Generate Livebooks with an LLM

So many loops…

Livebooks are a great way to explore code, run examples, and learn interactively. Funx is fully documented, so what would it take to turn its docs into Livebooks?

There are plugins that convert docs automatically, but I wanted slightly different results: cleaner imports and file organization that made sense inside the Livebook interface.

That left two options: fork a plugin and build a bespoke tool for Funx, or run the output and fix it by hand. Neither felt worth it. A plugin wouldn’t pay back the effort, and hand-editing breaks my first rule: never maintain docs in two places. And for the love of Pete, never do it by hand.

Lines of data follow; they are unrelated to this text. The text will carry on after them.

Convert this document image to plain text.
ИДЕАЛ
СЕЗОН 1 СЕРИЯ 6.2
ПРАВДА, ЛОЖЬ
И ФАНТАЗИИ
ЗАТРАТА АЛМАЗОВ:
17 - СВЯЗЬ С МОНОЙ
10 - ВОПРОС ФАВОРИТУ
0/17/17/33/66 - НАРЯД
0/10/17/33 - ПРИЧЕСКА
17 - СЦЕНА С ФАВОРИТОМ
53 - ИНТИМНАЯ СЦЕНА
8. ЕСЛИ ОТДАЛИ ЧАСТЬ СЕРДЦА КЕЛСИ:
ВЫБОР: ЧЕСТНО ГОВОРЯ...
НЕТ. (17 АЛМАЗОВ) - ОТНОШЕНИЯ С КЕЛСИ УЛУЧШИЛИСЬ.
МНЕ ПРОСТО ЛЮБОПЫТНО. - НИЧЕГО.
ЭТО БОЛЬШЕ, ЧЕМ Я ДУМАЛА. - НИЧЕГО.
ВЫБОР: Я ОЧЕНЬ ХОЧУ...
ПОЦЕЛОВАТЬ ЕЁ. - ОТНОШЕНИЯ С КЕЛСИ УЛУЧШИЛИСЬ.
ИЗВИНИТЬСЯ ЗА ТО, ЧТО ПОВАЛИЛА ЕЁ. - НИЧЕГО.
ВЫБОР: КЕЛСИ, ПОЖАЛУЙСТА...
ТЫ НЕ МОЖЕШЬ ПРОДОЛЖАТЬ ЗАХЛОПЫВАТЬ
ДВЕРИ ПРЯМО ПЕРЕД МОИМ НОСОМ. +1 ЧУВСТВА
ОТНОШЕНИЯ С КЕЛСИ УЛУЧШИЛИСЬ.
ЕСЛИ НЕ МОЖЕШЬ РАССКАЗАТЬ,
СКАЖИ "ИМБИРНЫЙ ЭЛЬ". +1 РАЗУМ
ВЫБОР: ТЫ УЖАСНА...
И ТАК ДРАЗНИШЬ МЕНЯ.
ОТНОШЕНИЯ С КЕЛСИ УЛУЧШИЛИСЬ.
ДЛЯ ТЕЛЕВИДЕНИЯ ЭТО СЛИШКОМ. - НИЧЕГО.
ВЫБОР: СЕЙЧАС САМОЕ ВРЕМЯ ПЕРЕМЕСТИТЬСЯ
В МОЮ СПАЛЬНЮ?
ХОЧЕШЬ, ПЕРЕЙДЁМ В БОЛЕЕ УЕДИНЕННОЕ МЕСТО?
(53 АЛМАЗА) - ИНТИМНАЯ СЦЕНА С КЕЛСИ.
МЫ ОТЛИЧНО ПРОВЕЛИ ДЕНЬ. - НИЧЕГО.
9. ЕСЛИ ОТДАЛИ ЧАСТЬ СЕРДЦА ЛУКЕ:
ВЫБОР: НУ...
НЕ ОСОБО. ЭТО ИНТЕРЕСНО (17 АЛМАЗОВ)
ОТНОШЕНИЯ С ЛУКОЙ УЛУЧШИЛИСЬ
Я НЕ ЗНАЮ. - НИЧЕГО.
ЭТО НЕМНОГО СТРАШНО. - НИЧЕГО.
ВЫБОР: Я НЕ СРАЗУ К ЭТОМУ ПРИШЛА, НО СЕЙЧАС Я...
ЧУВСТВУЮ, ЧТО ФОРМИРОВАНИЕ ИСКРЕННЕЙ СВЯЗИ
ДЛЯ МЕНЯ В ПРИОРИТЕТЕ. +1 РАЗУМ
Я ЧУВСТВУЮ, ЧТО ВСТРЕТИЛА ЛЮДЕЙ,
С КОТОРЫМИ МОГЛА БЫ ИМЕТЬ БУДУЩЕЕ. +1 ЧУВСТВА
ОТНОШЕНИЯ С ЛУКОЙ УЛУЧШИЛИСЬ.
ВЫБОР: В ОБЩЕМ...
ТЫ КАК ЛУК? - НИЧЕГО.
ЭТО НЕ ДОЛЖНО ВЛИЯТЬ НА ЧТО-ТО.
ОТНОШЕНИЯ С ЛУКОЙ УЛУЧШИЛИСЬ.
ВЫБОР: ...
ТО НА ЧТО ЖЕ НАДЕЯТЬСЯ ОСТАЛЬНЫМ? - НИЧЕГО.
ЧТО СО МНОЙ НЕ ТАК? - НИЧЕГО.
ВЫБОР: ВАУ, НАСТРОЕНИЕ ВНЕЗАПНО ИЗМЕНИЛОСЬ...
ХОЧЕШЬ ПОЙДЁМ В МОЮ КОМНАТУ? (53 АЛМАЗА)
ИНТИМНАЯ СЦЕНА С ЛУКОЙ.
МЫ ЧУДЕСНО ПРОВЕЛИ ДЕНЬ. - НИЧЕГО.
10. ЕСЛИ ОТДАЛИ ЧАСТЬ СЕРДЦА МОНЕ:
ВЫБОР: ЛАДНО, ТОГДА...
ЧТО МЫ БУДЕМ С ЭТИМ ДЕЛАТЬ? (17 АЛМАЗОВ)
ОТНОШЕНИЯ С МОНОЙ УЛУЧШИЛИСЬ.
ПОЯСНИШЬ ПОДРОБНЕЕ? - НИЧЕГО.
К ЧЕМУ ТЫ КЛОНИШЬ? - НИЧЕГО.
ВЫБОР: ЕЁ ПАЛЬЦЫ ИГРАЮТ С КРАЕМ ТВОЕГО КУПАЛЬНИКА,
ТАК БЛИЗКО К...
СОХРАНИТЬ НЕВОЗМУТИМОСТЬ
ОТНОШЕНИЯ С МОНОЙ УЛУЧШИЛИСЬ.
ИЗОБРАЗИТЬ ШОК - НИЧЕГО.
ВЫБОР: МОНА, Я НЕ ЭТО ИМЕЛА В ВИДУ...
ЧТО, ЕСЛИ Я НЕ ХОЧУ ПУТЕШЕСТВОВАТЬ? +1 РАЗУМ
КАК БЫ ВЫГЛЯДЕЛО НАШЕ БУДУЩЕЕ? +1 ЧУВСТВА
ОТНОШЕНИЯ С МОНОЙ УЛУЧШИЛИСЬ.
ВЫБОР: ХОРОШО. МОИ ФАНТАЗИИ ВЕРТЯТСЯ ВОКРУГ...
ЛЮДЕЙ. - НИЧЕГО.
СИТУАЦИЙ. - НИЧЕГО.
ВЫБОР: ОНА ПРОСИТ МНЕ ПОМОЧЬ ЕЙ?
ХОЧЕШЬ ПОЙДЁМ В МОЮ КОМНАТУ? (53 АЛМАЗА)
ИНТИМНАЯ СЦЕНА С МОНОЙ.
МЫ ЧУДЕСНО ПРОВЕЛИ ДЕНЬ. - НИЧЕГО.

So I wondered. Could an LLM, stochastic by nature, act like a deterministic build tool? And could it do that without burning through a day’s worth of tokens?

The answer was: sort of.

Livebook example

Livebooks

My favorite way to run a group of Livebooks is locally with Docker.

Clone funx:

git clone https://github.com/JKWA/funx.git
cd funx

Start Livebook using Docker Compose:
```
docker compose up
```
Open your browser to http://localhost:8090
Login password:
```
funxlib_12char
```

You can also open them in your installed Livebook

Training the LLM

The LLM had to learn how to transcribe, verify, and refine its output through repeated passes. Each loop slightly improved the usage rules—because we weren’t just generating Livebooks, we were building the tool that would.

Start small: set a reasonable starting context

Confirm it understands Livebook
Show one .ex file and verify it sees the docs
Set output target: livebooks/ and mirror the lib/ tree
Generate one Livebook file
Have it self-evaluate to see if it can tell when it makes mistakes
Give feedback and correct mistakes together
Have it create usage-rules.md and write its context
Review and clarify the usage rules
Repeat with a new small file

Focus on transcription: transcription mistakes are worse than Livebook formatting mistakes

Review the rules and focus on transcribing exactly, no rewrites
Run on the generated file, have it self-evaluate
Provide feedback, fix issues, rerun until consistent
Have it update usage-rules.md, then review
Work on a new, slightly larger file
Repeat until it gets it right and can verify its work

Scale up: avoid burning tokens due to inefficiency

Ask it to find the most efficient strategy for accomplishing its task
Confirm and adjust
Start with a few files, have it confirm its work
Have it update usage-rules.md
Repeat with larger batches

Crawl: evaluate periodically, not for every file

Process all .ex files
At intervals, have it self-evaluate and correct
Have it update usage-rules.md
Repeat until the crawl is complete

Double-check: it’s an LLM, so it will miss something

Look for patterns of mistakes
Ask the LLM to recognize, fix, and confirm
Have it find the most efficient strategy for finding and fixing mistakes
Run across all files
Repeat as needed until errors are reduced

Takeaway

The LLM never became deterministic. It was the usual story, helpful but not perfect. But by prioritizing transcription above all else, it was more likely to get that part right.

I wonder if an LLM can use git diff to reprocess when docs change?